Na mocy Bożego Przykazania i wypowiedzi Syna Bożego Jezusa Chrystusa zapisanych w
Ewangeliach (chociażby np. Mt 5,28: „... Każdy, kto pożądliwie patrzy na kobietę, już się w
swoim sercu dopuścił z nią cudzołóstwa”) – przeglądanie treści erotyczno-pornograficznych
staje się każdorazowo grzechem – obiektywnie ciężkim. Dotyczy to nie tylko dzieci i
młodzieży, żądnych spraw związanych z ‘seksem’, lecz na równi osób starszych, nie
wyłączając mężczyzn i kobiet żyjących w małżeństwie, a także dziadków.
Oglądanie pornografii prowadzi do uzależnienia, bez którego trudno komuś żyć. Człowiek
taki staje się coraz mniej ... człowiekiem.

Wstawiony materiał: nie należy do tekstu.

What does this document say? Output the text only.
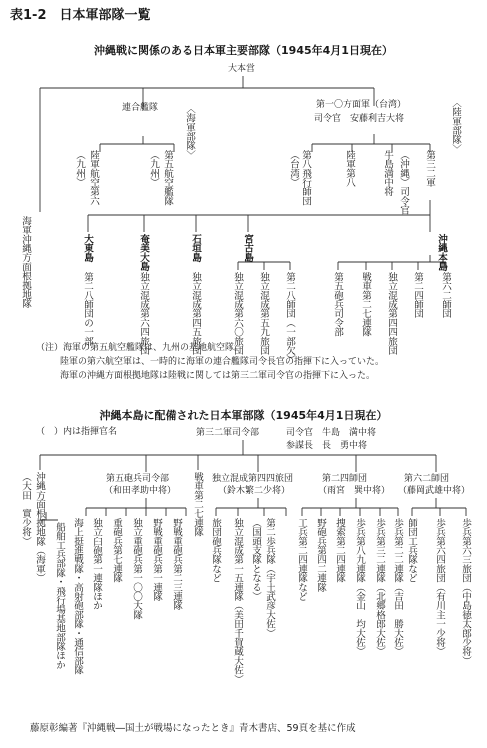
表1-2　日本軍部隊一覧
沖縄戦に関係のある日本軍主要部隊（1945年4月1日現在）
大本営
連合艦隊	〈海軍部隊〉
陸軍航空第六
（九州）	第五航空艦隊
（九州）
海軍沖縄方面根拠地隊
第一〇方面軍（台湾）
司令官　安藤利吉大将	〈陸軍部隊〉
第八飛行師団
（台湾）	陸軍第八	牛島満中将 （沖縄）司令官 第三二軍
大東島
第二八師団の一部
奄美大島
独立混成第六四旅団
石垣島
独立混成第四五旅団
宮古島
独立混成第六〇旅団 独立混成第五九旅団 第二八師団（一部欠）
沖縄本島
第五砲兵司令部 戦車第二七連隊 独立混成第四四旅団 第二四師団 第六二師団
（注）海軍の第五航空艦隊は、九州の基地航空隊。
陸軍の第六航空軍は、一時的に海軍の連合艦隊司令長官の指揮下に入っていた。
海軍の沖縄方面根拠地隊は陸戦に関しては第三二軍司令官の指揮下に入った。
沖縄本島に配備された日本軍部隊（1945年4月1日現在）
（　）内は指揮官名	第三二軍司令部	司令官　牛島　満中将
参謀長　長　勇中将
沖縄方面根拠地隊（海軍）
（大田　實少将）
船舶工兵部隊・飛行場基地部隊ほか
第五砲兵司令部
（和田孝助中将）
海上挺進戦隊・高射砲部隊・通信部隊 独立臼砲第一連隊ほか 重砲兵第七連隊 独立重砲兵第一〇〇大隊 野戦重砲兵第一連隊 野戦重砲兵第二三連隊
戦車第二七連隊 独立混成第四四旅団
（鈴木繁二少将）
旅団砲兵隊など 独立混成第一五連隊（美田千賀蔵大佐） 第二歩兵隊（宇土武彦大佐）
（国頭支隊となる）
第二四師団
（雨宮　巽中将）
工兵第二四連隊など 野砲兵第四二連隊 捜索第二四連隊 歩兵第八九連隊（金山　均大佐） 歩兵第三二連隊（北郷格郎大佐） 歩兵第二二連隊（吉田　勝大佐）
第六二師団
（藤岡武雄中将）
師団工兵隊など 歩兵第六四旅団（有川主一少将） 歩兵第六三旅団（中島徳太郎少将）
藤原彰編著『沖縄戦―国土が戦場になったとき』青木書店、59頁を基に作成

Szatan niszczy godność człowieka.
– Przeglądanie obrazów ‘porno’ i erotyki kończy się z zasady podnieceniem, które niemal
nieuchronnie wiedzie do samogwałtu – i głębokiego poniżenia w własnej samo-świadomości.
Warunki rozgrzeszenia z grzechu ‘porno’ są dokładnie takie same, jak w przypadku każdego
innego grzechu ciężkiego. Penitent musi ukształtować w sobie decyzję stanowczego ‘nie’
odtąd – w tym z kolei zakresie życia. Spowiedź nie będzie integralna-pełna, i być może nie
będzie ważna, dopóki dana osoba nie wypracuje u siebie postawy nie tylko wypowiedzianego,
lecz w czyn wprowadzonego: ‘nigdy nie kliknę’ ikonki, za którą kryje się porno lub erotyka.
Penitent musi wypracować w sobie taką postawę. Chociażby pokusa ponownego przeglądania
coraz bardziej wyrafinowanych zwyrodnień seksualnych, ukazywanych na takich stronach
jako w pełni zrozumiałe, normalne wyrazy miłości, co do których Bóg i Kościół absolutnie
nie ma nic do powiedzenia – była nieodparta.
– Dopóki ktoś nie dopracuje się takiej postawy, nie może powiedzieć, że szczerze odcina się
od grzechu, tzn. że w ogóle prosi o rozgrzeszenie. Wszelkie niezdecydowanie w
wypracowaniu nieodzownego postanowienia poprawy będzie igraniem z ważnością
oczekiwanego rozgrzeszenia, a konsekwentnie: być może świętokradzkiego podejścia do
Sakramentu Krwi Odkupienia.
Nikt też z mężów, lub na odmianę żadna małżonka – nie może się powołać na swą
‘oziębłość’; ani na argument, iż dopiero po uzyskaniu odpowiedniego stopnia podniecenia
poprzez nasycenie się ‘porno’ ma szansę przeżycia w jakiejś mierze bliskości małżeńskiej ze
współmałżonkiem. Do grzechu przeciw VI-mu Przykazaniu dołączyłby się wtedy typowy
grzech podeptania ślubowanej miłości bliźniego względem tego drugiego w małżeństwie.
Osoba nasycona ‘porno’ postrzegałaby wtedy osobę współmałżonka jako żywy obiekt dla
uzyskania bardziej intrygującego przeżycia samogwałtu. Byłaby to oczywiście rzeczywistość
całkowicie sprzeczna z Bożym Zamysłem miłości – wzajemnego osobowego oddania tych
dwojga jako ich „dwoje-JEDNYM-ciałem’, układającego się na drodze ich małżeńskiej
komunii jako drogi podążania we dwoje, wraz z ich dziećmi, do „Domu Ojca”.
Bibliografia:
Paweł VI, Humanae Vitae
Urban M. Kościół w sprawie antykoncepcji. W: Zbliżenia, zeszyt 3 Antykoncepcja, s. 14-17.
Kołodziej A. Co z tą prezerwatywą? W: Zbliżenia, zeszyt 3, Antykoncepcja, s. 28-29.